THE EFFECTS OF ENGINE OPERATING AND DESIGN VARIABLES ON EXHAUST EMISSIONS 620404
To determine the influence of engine variables on the composition of exhaust gas, engine dynamometer tests were conducted on single and multi-cylinder reciprocating engines. The following engine variables were investigated: air-fuel ratio, power output, engine speed, spark timing, exhaust back pressure, valve overlap, combustion chamber deposits, and intake manifold pressure.
Hydrocarbon concentrations were found to be considerably affected by changes in air-fuel ratio, spark timing, intake manifold pressure, and combustion chamber deposits. Somewhat less change in hydrocarbon concentration was obtained by varying valve overlap and engine speed. Changes in engine power output and exhaust back pressure had little effect on hydrocarbon concentrations.
Carbon monoxide concentrations were principally affected by changes in the air-fuel ratio. No other variables affected carbon monoxide concentration except where air-fuel ratio was indirectly influenced.

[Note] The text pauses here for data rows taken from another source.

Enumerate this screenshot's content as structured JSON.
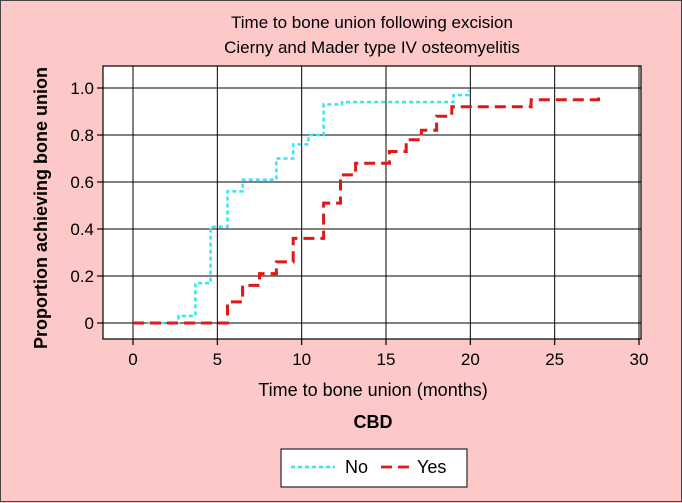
{
  "chart_data": {
    "type": "line",
    "step": true,
    "title_lines": [
      "Time to bone union following excision",
      "Cierny and Mader type IV osteomyelitis"
    ],
    "xlabel": "Time to bone union (months)",
    "ylabel": "Proportion achieving bone union",
    "subtitle": "CBD",
    "xlim": [
      0,
      30
    ],
    "ylim": [
      0,
      1.0
    ],
    "x_ticks": [
      0,
      5,
      10,
      15,
      20,
      25,
      30
    ],
    "y_ticks": [
      0,
      0.2,
      0.4,
      0.6,
      0.8,
      1.0
    ],
    "x_tick_labels": [
      "0",
      "5",
      "10",
      "15",
      "20",
      "25",
      "30"
    ],
    "y_tick_labels": [
      "0",
      "0.2",
      "0.4",
      "0.6",
      "0.8",
      "1.0"
    ],
    "grid": true,
    "legend_position": "bottom",
    "legend_title": "",
    "series": [
      {
        "name": "No",
        "color": "#33e6f0",
        "dash": "short-dash",
        "points": [
          [
            0,
            0
          ],
          [
            2.7,
            0
          ],
          [
            2.7,
            0.03
          ],
          [
            3.7,
            0.03
          ],
          [
            3.7,
            0.17
          ],
          [
            4.6,
            0.17
          ],
          [
            4.6,
            0.41
          ],
          [
            5.6,
            0.41
          ],
          [
            5.6,
            0.56
          ],
          [
            6.5,
            0.56
          ],
          [
            6.5,
            0.61
          ],
          [
            8.5,
            0.61
          ],
          [
            8.5,
            0.7
          ],
          [
            9.5,
            0.7
          ],
          [
            9.5,
            0.76
          ],
          [
            10.4,
            0.76
          ],
          [
            10.4,
            0.8
          ],
          [
            11.3,
            0.8
          ],
          [
            11.3,
            0.93
          ],
          [
            12.4,
            0.93
          ],
          [
            12.4,
            0.94
          ],
          [
            19.0,
            0.94
          ],
          [
            19.0,
            0.97
          ],
          [
            19.9,
            0.97
          ],
          [
            19.9,
            0.99
          ]
        ]
      },
      {
        "name": "Yes",
        "color": "#e01818",
        "dash": "long-dash",
        "points": [
          [
            0,
            0
          ],
          [
            5.6,
            0
          ],
          [
            5.6,
            0.09
          ],
          [
            6.5,
            0.09
          ],
          [
            6.5,
            0.16
          ],
          [
            7.5,
            0.16
          ],
          [
            7.5,
            0.21
          ],
          [
            8.5,
            0.21
          ],
          [
            8.5,
            0.26
          ],
          [
            9.5,
            0.26
          ],
          [
            9.5,
            0.36
          ],
          [
            11.3,
            0.36
          ],
          [
            11.3,
            0.51
          ],
          [
            12.3,
            0.51
          ],
          [
            12.3,
            0.63
          ],
          [
            13.2,
            0.63
          ],
          [
            13.2,
            0.68
          ],
          [
            15.2,
            0.68
          ],
          [
            15.2,
            0.73
          ],
          [
            16.2,
            0.73
          ],
          [
            16.2,
            0.78
          ],
          [
            17.1,
            0.78
          ],
          [
            17.1,
            0.82
          ],
          [
            18.0,
            0.82
          ],
          [
            18.0,
            0.88
          ],
          [
            18.9,
            0.88
          ],
          [
            18.9,
            0.92
          ],
          [
            23.6,
            0.92
          ],
          [
            23.6,
            0.95
          ],
          [
            27.6,
            0.95
          ],
          [
            27.6,
            0.98
          ]
        ]
      }
    ]
  }
}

The influence of changes in the variables on hydrocarbon and carbon monoxide emissions in pounds per hour was also determined.
Vehicles were tested on the road and chassis dynamometer to investigate the effect of air-fuel ratio, spark timing, and valve overlap on hydrocarbon and carbon monoxide concentrations. Carburetion leaning, spark timing retardation and reduction of valve overlap produced concentration reductions in line with those predicted from engine dynamometer studies.